Mechanical engineering professors Placid Ferriera, Kimani Toussaint, Narayana Alura, and Elif Ertekin
University of Illinois researchers have been awarded a 5-year, $4M grant by the National Science Foundation (NSF) to launch the country’s first computational node aimed at developing nanomanufacturing simulation tools. Kimani Toussaint (principle investigator and director), Narayana Aluru (co-PI), Elif Ertekin (co-PI), and Placid Ferreira (co-PI), all faculty members from the Department of Mechanical Science and Engineering (MechSE) at Illinois, will lead this effort, along with Hayden Taylor (co-PI) from Cal Berkeley.
Having launched September 1, the nanoMFG Node’s mission is to be the engine for design, simulation, planning, and optimization of highly relevant nano-manufacturing growth and patterning processes. “To make nanomanufacturing economically viable, we envision end-users getting onto the nanoHUB cyber platform and simulating every stage in the manufacturing of a nano-enabled product,” Toussaint says. “These simulation tools could save significant time and money while providing valuable insight on how to refine critical process steps in nanomanufacturing.”
Nanomanufacturing critically depends on achieving control over complex process parameters and a thorough understanding of the underlying driving scientific phenomena. To date, there has been a clear absence of open-source simulation tools to help guide precise design and manufacturing of complex nano-scale structures. A 2010 science policy report commissioned by the NSF highlights that multi-scale theory, modeling, and simulation are essential to advancing theory in nanoscience, which will lead to the nanomanufacturing of useful devices and structures.
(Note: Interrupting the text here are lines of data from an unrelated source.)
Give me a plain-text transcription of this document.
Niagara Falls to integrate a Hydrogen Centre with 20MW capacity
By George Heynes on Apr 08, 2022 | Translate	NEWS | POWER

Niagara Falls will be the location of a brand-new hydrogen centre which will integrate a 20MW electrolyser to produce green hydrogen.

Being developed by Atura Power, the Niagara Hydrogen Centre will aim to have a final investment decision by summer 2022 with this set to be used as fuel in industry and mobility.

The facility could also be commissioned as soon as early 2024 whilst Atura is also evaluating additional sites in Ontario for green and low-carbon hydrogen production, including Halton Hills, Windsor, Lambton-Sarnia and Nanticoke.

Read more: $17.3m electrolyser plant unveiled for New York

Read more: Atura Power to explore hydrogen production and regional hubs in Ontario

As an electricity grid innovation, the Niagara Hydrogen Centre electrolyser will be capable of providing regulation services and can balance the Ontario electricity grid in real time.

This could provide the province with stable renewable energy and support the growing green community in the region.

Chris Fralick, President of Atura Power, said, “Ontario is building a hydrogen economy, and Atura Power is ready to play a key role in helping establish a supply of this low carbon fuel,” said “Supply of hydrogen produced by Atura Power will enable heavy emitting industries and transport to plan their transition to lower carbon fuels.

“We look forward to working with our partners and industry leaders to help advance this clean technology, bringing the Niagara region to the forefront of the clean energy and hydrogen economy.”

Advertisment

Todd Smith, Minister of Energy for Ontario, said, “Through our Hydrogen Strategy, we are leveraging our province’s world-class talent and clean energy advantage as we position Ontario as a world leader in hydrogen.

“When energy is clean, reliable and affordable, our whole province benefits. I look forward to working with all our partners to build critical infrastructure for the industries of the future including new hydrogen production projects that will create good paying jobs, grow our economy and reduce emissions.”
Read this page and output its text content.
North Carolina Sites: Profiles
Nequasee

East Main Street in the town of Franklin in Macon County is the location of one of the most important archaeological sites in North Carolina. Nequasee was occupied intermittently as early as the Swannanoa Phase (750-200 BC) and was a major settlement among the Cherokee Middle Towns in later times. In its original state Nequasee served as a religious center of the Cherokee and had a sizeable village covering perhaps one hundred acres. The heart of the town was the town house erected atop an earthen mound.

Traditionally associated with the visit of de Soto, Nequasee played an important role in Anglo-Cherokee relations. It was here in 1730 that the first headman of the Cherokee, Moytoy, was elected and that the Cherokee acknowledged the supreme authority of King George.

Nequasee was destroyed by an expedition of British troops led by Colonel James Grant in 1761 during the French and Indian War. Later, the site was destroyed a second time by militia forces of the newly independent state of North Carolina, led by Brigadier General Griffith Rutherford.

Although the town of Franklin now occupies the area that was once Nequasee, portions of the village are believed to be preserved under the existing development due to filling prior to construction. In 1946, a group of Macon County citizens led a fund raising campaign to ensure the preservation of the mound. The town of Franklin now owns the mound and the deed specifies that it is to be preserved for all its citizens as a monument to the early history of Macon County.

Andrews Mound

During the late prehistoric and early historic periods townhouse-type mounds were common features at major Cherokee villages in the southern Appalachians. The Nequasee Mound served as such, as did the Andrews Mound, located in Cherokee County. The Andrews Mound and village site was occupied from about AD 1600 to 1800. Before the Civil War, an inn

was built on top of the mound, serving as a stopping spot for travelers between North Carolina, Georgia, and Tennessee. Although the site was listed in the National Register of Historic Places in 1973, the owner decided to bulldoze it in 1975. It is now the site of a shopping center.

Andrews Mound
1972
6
According to Toussaint, the nanoMFG Node team plans to develop computational tools that have been validated by experiments by collaborating with many of the facilities and centers at Illinois, including the Materials Research Laboratory and the Micro-Nano-Mechanical Systems Cleanroom Laboratory. They also plan to collaborate with the NCSA for software development and design.
The team aspires to create tools in areas ranging from nanoscale transport phenomena models to nanoscale self-assembly. The tools developed by the node will be validated by experimental data and made available on the nanoHUB, which is the cyber platform for the Network for Computational Nanotechnology (NCN). The NCN’s goals are to: 1) accelerate the transformation of nanoscience to nanotechnology through the integration of simulation with experimentation; 2) engage an ever-larger and more diverse cyber community sharing novel, high-quality nanoscale computation and simulation research and educational resources; 3) develop open-access, open-source software to stimulate data sharing; and 4) inspire and educate the next-generation workforce.
“We are excited to develop high fidelity theory, modeling, and simulation tools that will reduce the lead time to design, fabricate, and scale nano-manufactured products,” Ertekin remarks. “Our goal is to help realize the potential of nanomanufacturing by streamlining the process and making simulation tools widely available to anyone interested in developing a nano-manufactured product.”
The node will have many opportunities for student engagement through summer workshops open to Illinois students as well as students from all over the country. There will also be engagement with industry to keep the tools developed relevant to industry needs.